One must have a mind of winter
In the fall of my senior year as an English major, I enrolled in my first class with "poetry" in the title. Sure, I'd read verse in various classes, but I had a strong preference for prose, and I could have graduated without taking a specific poetry class, but for the teaching certificate I was pursuing, the school required a more well rounded curriculum, which also had me take a linguistics class I thought was well and truly niffy.
For me, poetry was a much bigger challenge than linguistics, and I was a wee daunted after the first day when Professor Mariani introduced the class by saying that modern poetry, the focus of the class, was the most obscure to understand.
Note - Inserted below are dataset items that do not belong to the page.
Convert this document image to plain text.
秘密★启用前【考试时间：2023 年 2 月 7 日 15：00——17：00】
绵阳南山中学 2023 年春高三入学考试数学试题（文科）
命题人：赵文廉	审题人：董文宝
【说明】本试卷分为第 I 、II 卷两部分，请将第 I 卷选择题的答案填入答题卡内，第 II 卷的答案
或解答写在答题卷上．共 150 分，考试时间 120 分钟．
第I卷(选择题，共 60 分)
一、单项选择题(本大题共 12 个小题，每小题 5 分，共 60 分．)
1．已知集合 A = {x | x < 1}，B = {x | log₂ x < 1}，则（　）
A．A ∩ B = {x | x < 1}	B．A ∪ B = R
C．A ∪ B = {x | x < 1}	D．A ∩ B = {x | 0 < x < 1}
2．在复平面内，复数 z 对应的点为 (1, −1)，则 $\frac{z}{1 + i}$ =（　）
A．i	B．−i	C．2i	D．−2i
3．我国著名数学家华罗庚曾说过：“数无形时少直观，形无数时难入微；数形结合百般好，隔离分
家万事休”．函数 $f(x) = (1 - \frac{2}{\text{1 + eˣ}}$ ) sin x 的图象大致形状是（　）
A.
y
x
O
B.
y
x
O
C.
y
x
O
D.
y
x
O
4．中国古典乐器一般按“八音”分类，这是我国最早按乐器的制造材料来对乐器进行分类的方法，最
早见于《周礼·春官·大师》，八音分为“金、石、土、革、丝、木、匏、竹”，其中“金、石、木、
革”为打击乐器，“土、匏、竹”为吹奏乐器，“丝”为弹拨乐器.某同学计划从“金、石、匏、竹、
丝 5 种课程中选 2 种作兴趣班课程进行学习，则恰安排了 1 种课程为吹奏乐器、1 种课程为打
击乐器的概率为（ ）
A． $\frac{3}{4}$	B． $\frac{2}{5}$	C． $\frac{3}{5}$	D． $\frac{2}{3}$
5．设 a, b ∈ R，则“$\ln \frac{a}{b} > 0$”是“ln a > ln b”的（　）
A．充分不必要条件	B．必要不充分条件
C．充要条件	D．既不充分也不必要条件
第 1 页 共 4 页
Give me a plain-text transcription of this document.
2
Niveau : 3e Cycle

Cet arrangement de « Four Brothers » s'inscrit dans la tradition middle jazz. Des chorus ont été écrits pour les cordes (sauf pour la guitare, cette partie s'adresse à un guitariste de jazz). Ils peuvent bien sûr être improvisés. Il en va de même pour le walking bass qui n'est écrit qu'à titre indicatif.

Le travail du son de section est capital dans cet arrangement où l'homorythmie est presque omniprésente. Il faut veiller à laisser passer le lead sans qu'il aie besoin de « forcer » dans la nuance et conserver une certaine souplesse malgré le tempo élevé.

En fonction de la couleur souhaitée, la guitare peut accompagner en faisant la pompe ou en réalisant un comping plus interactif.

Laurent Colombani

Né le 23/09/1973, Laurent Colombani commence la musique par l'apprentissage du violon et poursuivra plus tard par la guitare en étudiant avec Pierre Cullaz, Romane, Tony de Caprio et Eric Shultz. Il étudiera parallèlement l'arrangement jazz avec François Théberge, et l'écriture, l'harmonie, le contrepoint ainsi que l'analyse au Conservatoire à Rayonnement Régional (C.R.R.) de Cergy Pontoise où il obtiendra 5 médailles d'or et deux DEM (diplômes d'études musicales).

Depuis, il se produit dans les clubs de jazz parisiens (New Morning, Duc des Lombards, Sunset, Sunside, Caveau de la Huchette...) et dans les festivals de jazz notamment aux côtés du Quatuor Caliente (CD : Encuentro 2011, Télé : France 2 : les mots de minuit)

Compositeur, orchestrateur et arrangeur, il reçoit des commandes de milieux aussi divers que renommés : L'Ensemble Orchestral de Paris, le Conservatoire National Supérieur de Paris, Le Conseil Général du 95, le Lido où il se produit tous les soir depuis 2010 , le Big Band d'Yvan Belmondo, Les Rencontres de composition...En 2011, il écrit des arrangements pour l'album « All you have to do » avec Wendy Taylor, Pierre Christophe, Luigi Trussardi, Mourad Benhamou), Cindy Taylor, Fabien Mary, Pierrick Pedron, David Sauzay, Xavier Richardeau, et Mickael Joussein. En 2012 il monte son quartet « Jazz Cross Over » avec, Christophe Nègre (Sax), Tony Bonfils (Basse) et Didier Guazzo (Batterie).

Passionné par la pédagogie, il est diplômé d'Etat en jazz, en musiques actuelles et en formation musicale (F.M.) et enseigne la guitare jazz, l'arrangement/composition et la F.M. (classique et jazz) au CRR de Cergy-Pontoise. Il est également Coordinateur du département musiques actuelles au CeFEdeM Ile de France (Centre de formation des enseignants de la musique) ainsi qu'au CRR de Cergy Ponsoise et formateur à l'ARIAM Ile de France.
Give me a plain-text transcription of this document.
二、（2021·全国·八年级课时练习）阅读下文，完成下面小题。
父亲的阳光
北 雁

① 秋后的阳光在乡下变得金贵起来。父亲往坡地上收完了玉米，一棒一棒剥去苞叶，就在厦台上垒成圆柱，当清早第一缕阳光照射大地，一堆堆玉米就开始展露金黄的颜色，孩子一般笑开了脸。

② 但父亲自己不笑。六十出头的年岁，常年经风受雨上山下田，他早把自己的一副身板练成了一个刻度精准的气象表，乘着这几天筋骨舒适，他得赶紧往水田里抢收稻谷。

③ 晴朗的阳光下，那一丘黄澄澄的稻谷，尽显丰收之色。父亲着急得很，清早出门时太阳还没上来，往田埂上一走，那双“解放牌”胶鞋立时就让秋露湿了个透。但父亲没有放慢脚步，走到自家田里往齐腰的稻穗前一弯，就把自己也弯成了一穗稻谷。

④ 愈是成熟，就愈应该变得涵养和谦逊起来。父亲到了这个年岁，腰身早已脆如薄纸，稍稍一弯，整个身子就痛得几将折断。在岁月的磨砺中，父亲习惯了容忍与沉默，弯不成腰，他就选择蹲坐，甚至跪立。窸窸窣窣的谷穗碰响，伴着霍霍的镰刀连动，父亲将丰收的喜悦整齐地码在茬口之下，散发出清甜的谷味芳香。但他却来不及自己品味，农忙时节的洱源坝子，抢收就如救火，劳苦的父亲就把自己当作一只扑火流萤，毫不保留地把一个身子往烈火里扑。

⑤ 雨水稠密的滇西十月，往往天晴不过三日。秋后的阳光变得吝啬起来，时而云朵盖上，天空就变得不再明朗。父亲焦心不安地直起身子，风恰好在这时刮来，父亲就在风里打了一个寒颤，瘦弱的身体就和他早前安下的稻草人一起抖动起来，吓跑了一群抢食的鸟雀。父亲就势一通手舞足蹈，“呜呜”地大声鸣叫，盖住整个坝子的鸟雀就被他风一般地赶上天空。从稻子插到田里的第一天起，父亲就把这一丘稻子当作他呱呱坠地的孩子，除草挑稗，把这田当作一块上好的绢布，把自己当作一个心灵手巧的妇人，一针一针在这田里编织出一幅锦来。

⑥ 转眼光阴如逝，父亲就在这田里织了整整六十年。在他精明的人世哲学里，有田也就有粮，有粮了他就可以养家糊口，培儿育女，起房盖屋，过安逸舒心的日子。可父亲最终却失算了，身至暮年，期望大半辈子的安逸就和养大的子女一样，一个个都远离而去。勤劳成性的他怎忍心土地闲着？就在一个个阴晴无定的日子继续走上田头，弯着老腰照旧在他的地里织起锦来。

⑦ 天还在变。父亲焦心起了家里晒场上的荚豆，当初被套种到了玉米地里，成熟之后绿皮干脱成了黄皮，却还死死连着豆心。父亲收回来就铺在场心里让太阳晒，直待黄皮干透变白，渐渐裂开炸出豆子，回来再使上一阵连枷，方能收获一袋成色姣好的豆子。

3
Added to that, he tried to further cull the field by saying he considered good work, without error, that satisfied all the requirements deserved a B, and an A was warranted only for exceptional performance. Well, I needed a poetry class, and that was the one that fit, so I stayed.
I'm glad I did. For one, I was introduced to the writing of Wallace Stevens, who had kept his day job as an insurance executive in Hartford, the urb of the suburban town where I was raised. Beyond the geographic connection, I actually enjoyed reading his work, which considering I was reading poetry is pretty exceptional. And no, it wasn't just because he had a piece entitled The Man on the Dump, although that certainly did appeal to the scavenger in me. The poem I particularly remember starts with the title of this post. Pretty good, no?